Sauté onion, garlic & bay leaf in olive oil in a large (12-13") sauté pan on low heat until tender, about 5 minutes. Stir occasionally. Deglaze with white wine & then with 1/4 c. chicken broth a few minutes later (after the wine cooks down a bit), reducing liquid until there's only a thin layer on the bottom of the pan before adding chicken. Transfer breaded chicken pieces from the plate into the pan, spacing pieces far enough apart so as not to crowd the pan. Cook chicken for about 2-3 minutes per side, or until chicken is no longer pink, its juices run clear, & its breaded exterior has turned golden brown on both sides. While chicken is cooking, add the remaining chicken broth, a 1/4 c. at a time, to prevent chicken from burning or sticking to the bottom of the pan, allowing each addition to be fully absorbed before adding the next.
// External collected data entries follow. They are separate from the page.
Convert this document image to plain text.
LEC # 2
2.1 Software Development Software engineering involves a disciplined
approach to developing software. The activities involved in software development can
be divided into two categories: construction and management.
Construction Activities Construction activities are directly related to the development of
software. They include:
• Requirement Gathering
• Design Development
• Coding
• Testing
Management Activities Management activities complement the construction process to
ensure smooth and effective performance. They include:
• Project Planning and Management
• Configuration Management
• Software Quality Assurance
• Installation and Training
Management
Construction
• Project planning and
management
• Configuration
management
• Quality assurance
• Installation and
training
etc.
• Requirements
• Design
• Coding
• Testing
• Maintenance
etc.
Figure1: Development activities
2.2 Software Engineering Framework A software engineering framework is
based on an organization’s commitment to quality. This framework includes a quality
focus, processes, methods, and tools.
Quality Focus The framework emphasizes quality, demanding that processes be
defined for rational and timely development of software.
Watch the pan carefully as tenderized chicken doesn't take very long to cook through & brown. After you've flipped the chicken over to cook on the other side, add the olives, feta, tomatoes, capers, & roasted lemons to the pan & continue to cook for the remaining 2-3 minutes. Feta should melt a bit. When ready, remove from heat & discard bay leaf. Divide into equal portions. Transfer to plates, & garnish with additional feta & parsley, if desired. Serve immediately, with couscous, orzo, or rice.